Last modified: 2014-11-13 17:42:12 UTC
http://parsoid.wmflabs.org:8001/latestresult/zh/EOS contains [[佳能 EOS 300D|300D<p>Digital Rebel<p>Kiss Digital]] block content inside links is problematic: > div = document.createElement('div') <div></div> > div.innerHTML = '<a href="foo">foo<p>bar</a>' "<a href="foo">foo<p>bar</a>" > div.outerHTML "<div><a href="foo">foo</a><p><a href="foo">bar</a></p></div>"
This is probably related to bug 47326... but bug 47326 is fixable. Not sure that this particular bug is fixable, since our DOM fundamentally does not let us represent block content inside an <a> tag. OTOH, it's interesting that we currently round trip: [[佳能 EOS 300D|300D<p>Digital Rebel<p>Kiss Digital]] to [[佳能 EOS 300D|300D<p>Digital Rebel]]<p>[[佳能 EOS 300D|Kiss Digital]]</p> ie, we managed to deal with the first <p> somehow. We might be able to recombine these tags in the html2wt phase.

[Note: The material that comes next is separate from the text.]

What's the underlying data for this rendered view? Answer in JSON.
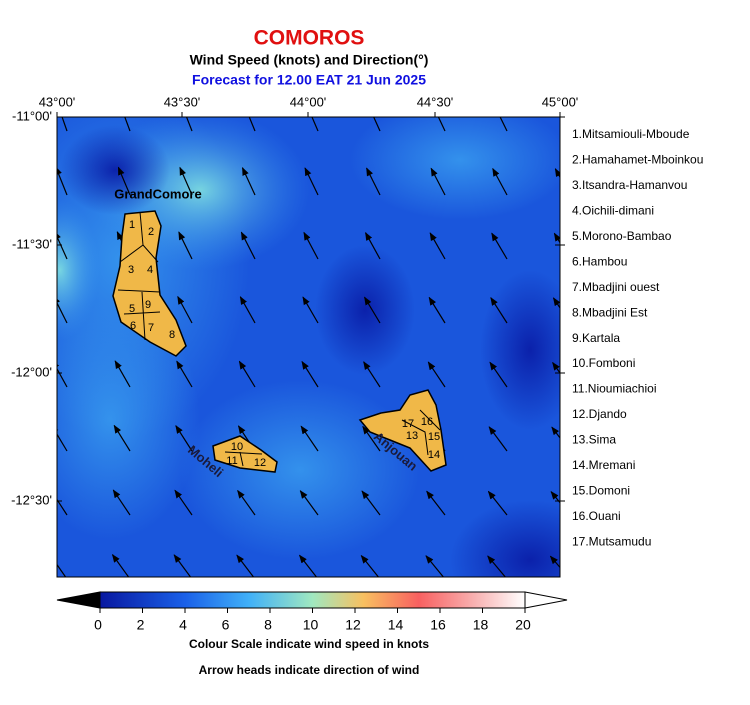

Note that this is not true in production. The p tags in the first half are round-tripped with a meta tag based trick that is not safe when content can be edited. This trick is mainly used to hide noise in round-trip testing without selective serialization. parse.js defaulted to this trick so far, which I just submitted a patch for.
Also, selective serialization is thrown off by overlapping source ranges (it duplicates the nested paragraph source). Not sure if that can be improved on by forbidding range overlaps in the dsr pass.